Tuesday, March 8, 2011

Principle of Appropriateness and Register

Calling the register

Posted by Stephen Bullon on March 03, 2011

I’ve just bought a newly-published book about life in an English Grammar School in the 1940s. Long, long before my time (obviously), and not the usual sort of memoir that attracts me. But this one is slightly different, not only because the school in question is the one that I went to many years later, but because the author had by then returned as a member of staff and was my form teacher when I was in 2B. (Aged 13. They call it year 8 now.)

Of course, when you’re 13 and some ancient pedagogue (though he was only, I now realise, 33) plasters red ink all over your best attempt at creative writing, you get the feeling that he must be an oracle and can do no wrong in matters of English grammar and style. So it’s quite an eye-opener to see an extended stretch of his prose laid out before me, and quite tempting to read it with red pen in hand.

One of the things I remember about his English lessons was that he made great efforts to get us to understand the importance of appropriate register. This is a tricky area, and the difficulties are shared by young native speakers as well as learners of English as a foreign language. How do you express willingness or enthusiasm for example? Are you keen on something? Dead keen on it? Exceedingly enthusiastic about it? The sort of exercise he would give us would be to take a job advertisement and ask us to write two different versions of an application, one in very informal (and thus inappropriate) English, and one in formal, much more appropriate English.
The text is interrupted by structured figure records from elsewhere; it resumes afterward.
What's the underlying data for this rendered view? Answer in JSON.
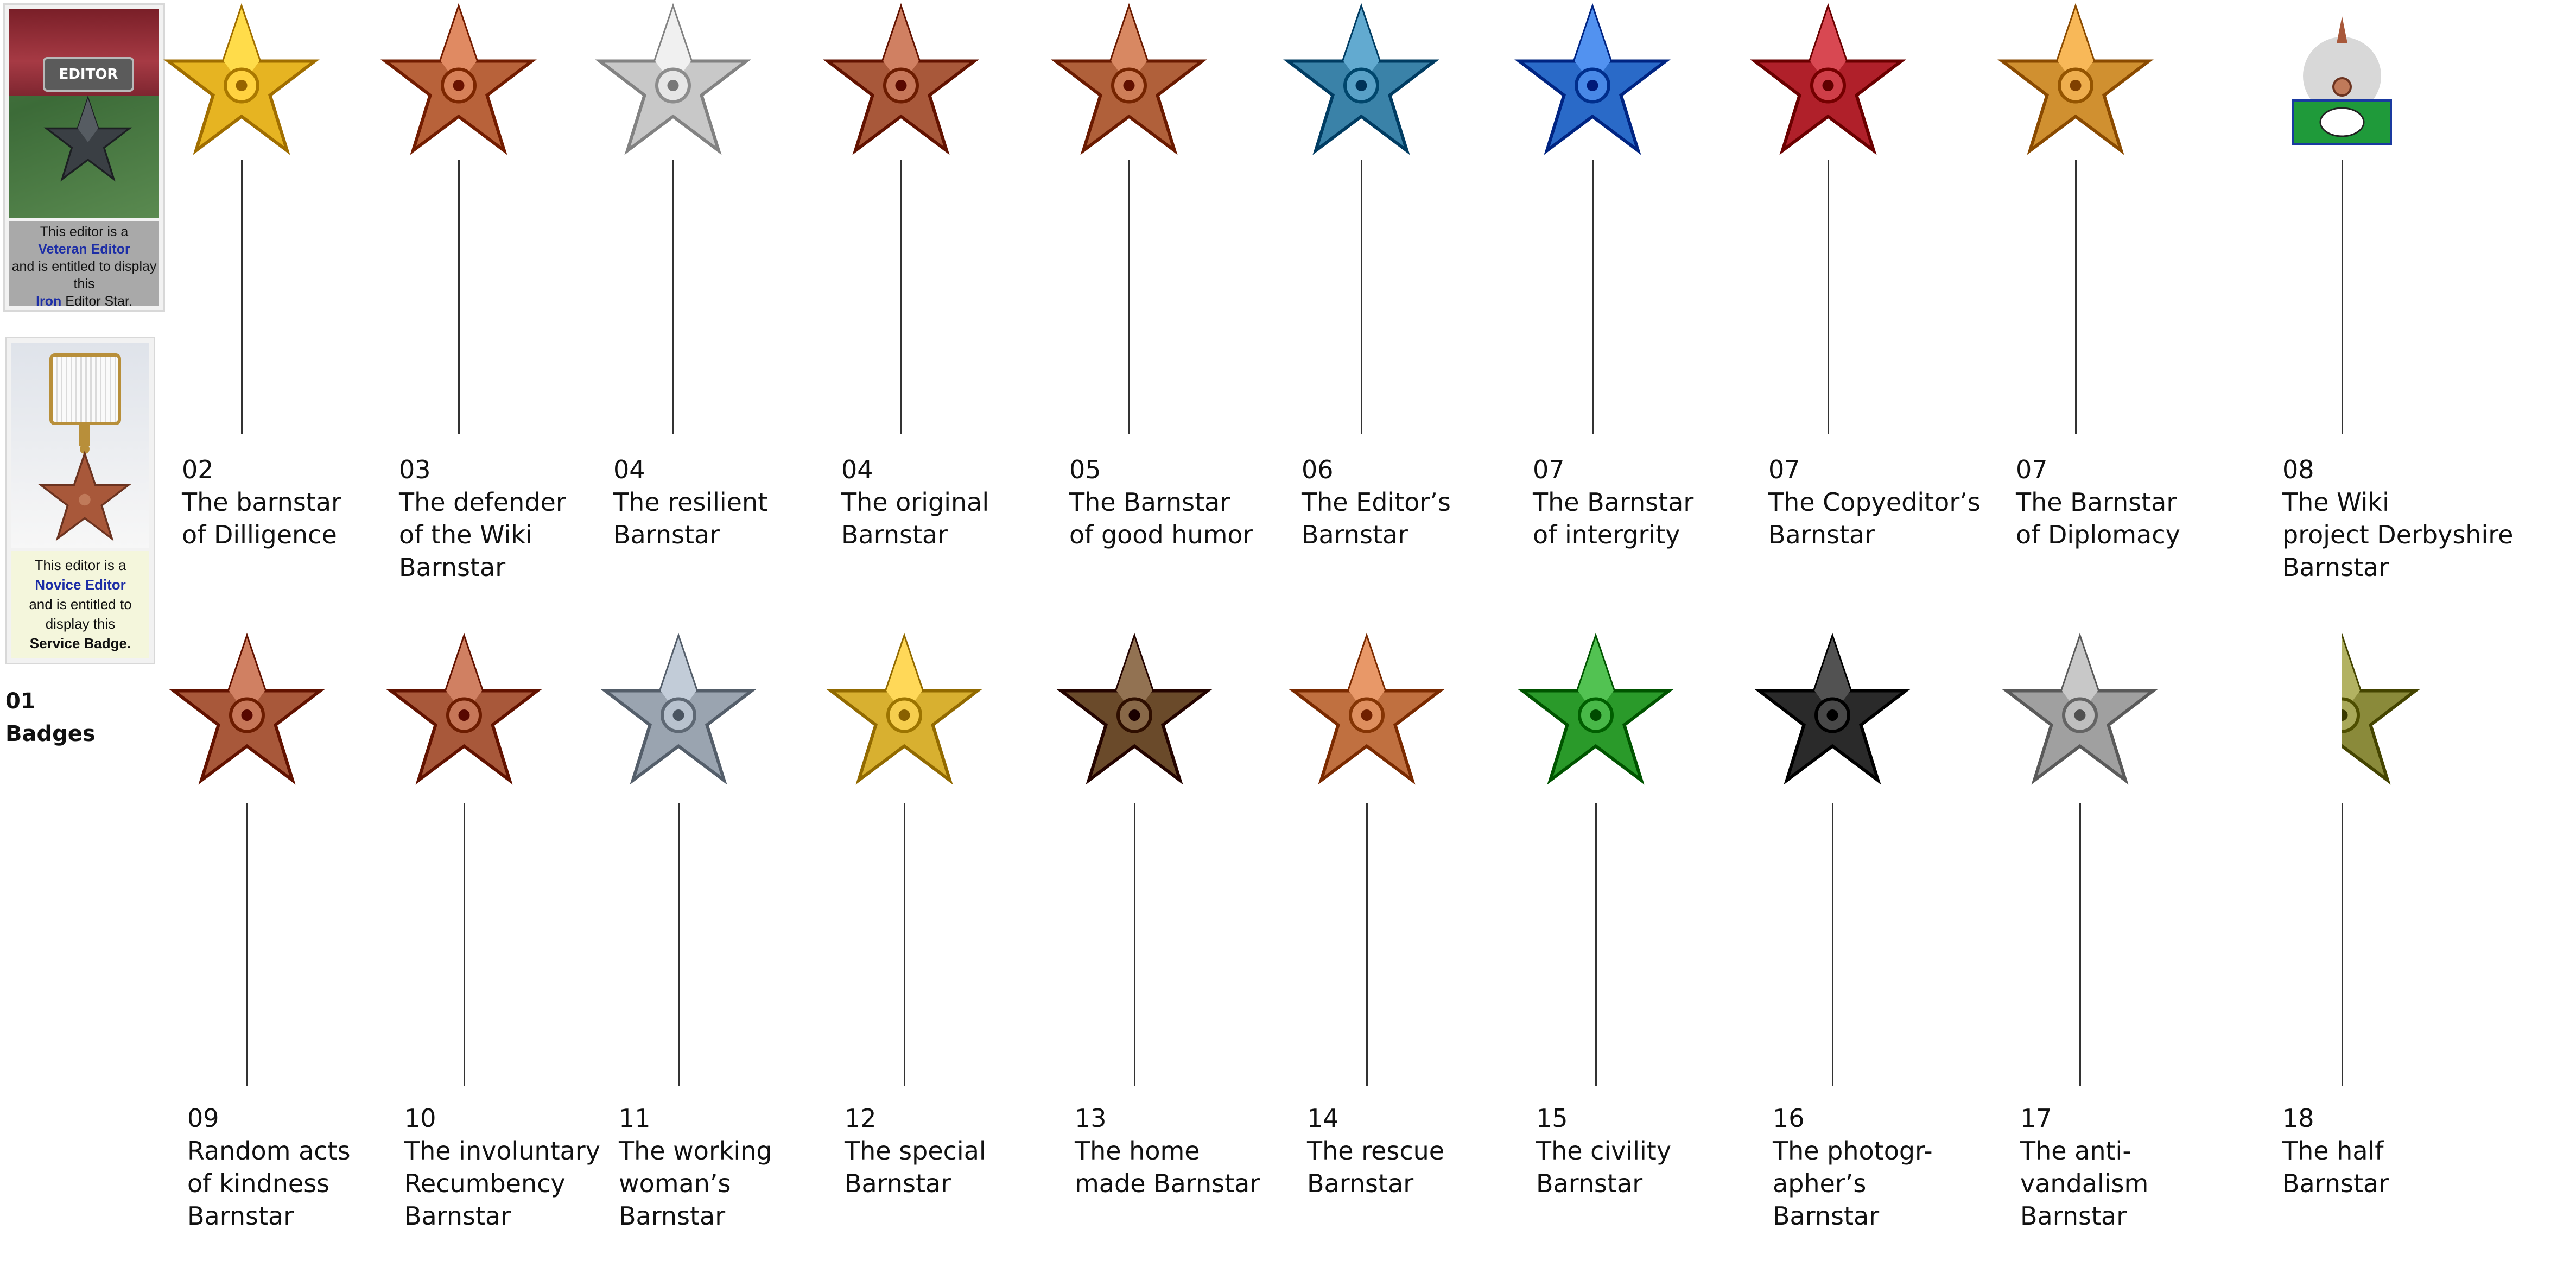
{
  "badges": {
    "veteran": {
      "tag": "EDITOR",
      "line1": "This editor is a",
      "line2": "Veteran Editor",
      "line3": "and is entitled to display",
      "line4": "this",
      "line5a": "Iron",
      "line5b": "Editor Star."
    },
    "novice": {
      "line1": "This editor is a",
      "line2": "Novice Editor",
      "line3": "and is entitled to",
      "line4": "display this",
      "line5": "Service Badge."
    }
  },
  "section": {
    "number": "01",
    "title": "Badges"
  },
  "colors": {
    "stem": "#333333",
    "link": "#1d2ea6"
  },
  "rows": [
    [
      {
        "num": "02",
        "lines": [
          "The barnstar",
          "of Dilligence"
        ],
        "icon": "gold-barnstar-icon",
        "color": "#e6b422"
      },
      {
        "num": "03",
        "lines": [
          "The defender",
          "of the Wiki",
          "Barnstar"
        ],
        "icon": "knight-helmet-barnstar-icon",
        "color": "#b8623a"
      },
      {
        "num": "04",
        "lines": [
          "The resilient",
          "Barnstar"
        ],
        "icon": "silver-barnstar-icon",
        "color": "#c8c8c8"
      },
      {
        "num": "04",
        "lines": [
          "The original",
          "Barnstar"
        ],
        "icon": "bronze-barnstar-icon",
        "color": "#a8583a"
      },
      {
        "num": "05",
        "lines": [
          "The Barnstar",
          "of good humor"
        ],
        "icon": "smiling-barnstar-icon",
        "color": "#b0603a"
      },
      {
        "num": "06",
        "lines": [
          "The Editor’s",
          "Barnstar"
        ],
        "icon": "blue-barnstar-icon",
        "color": "#3a82a8"
      },
      {
        "num": "07",
        "lines": [
          "The Barnstar",
          "of intergrity"
        ],
        "icon": "scales-barnstar-icon",
        "color": "#2a6ac8"
      },
      {
        "num": "07",
        "lines": [
          "The Copyeditor’s",
          "Barnstar"
        ],
        "icon": "quill-red-barnstar-icon",
        "color": "#b0202a"
      },
      {
        "num": "07",
        "lines": [
          "The Barnstar",
          "of Diplomacy"
        ],
        "icon": "laurel-barnstar-icon",
        "color": "#d09030"
      },
      {
        "num": "08",
        "lines": [
          "The Wiki",
          "project Derbyshire",
          "Barnstar"
        ],
        "icon": "derbyshire-ram-icon",
        "color": "#1f9a3a"
      }
    ],
    [
      {
        "num": "09",
        "lines": [
          "Random acts",
          "of kindness",
          "Barnstar"
        ],
        "icon": "smiley-barnstar-icon",
        "color": "#a8583a"
      },
      {
        "num": "10",
        "lines": [
          "The involuntary",
          "Recumbency",
          "Barnstar"
        ],
        "icon": "cow-barnstar-icon",
        "color": "#a8583a"
      },
      {
        "num": "11",
        "lines": [
          "The working",
          "woman’s",
          "Barnstar"
        ],
        "icon": "steel-blue-barnstar-icon",
        "color": "#9aa4b0"
      },
      {
        "num": "12",
        "lines": [
          "The special",
          "Barnstar"
        ],
        "icon": "rainbow-barnstar-icon",
        "color": "#d8b030"
      },
      {
        "num": "13",
        "lines": [
          "The home",
          "made Barnstar"
        ],
        "icon": "twig-barnstar-icon",
        "color": "#6a4a2a"
      },
      {
        "num": "14",
        "lines": [
          "The rescue",
          "Barnstar"
        ],
        "icon": "helicopter-barnstar-icon",
        "color": "#c07040"
      },
      {
        "num": "15",
        "lines": [
          "The civility",
          "Barnstar"
        ],
        "icon": "teacup-barnstar-icon",
        "color": "#2a9a2a"
      },
      {
        "num": "16",
        "lines": [
          "The photogr-",
          "apher’s",
          "Barnstar"
        ],
        "icon": "camera-lens-barnstar-icon",
        "color": "#2a2a2a"
      },
      {
        "num": "17",
        "lines": [
          "The anti-",
          "vandalism",
          "Barnstar"
        ],
        "icon": "paintbrush-barnstar-icon",
        "color": "#a0a0a0"
      },
      {
        "num": "18",
        "lines": [
          "The half",
          "Barnstar"
        ],
        "icon": "half-barnstar-icon",
        "color": "#8a8a3a"
      }
    ]
  ]
}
In our enthusiasm, we would usually overegg the pudding on the formal version and dream up something unbelievably pompous along the lines of:
Dear Sir,
With regard to your advertisement in the local newspaper of the 10th inst, I should like to avail myself of this opportunity to submit for your kind consideration my application for the post of head chef in your esteemed establishment’s kitchen. As you will see from the enclosed CV, I have long had a passion for haute cuisine and am cordon bleu trained …
and then gleefully translate it into something even more inappropriate such as:
Hi,
I clocked your ad in the local rag last week and I’m well up for the gig. I’m dead keen on all kinds of grub and can knock up a mean beans on toast …
It was certainly more fun than conjugating Latin verbs – a bothersome task that was inflicted both on the author and later on me by the same ‘Mac’ McIver.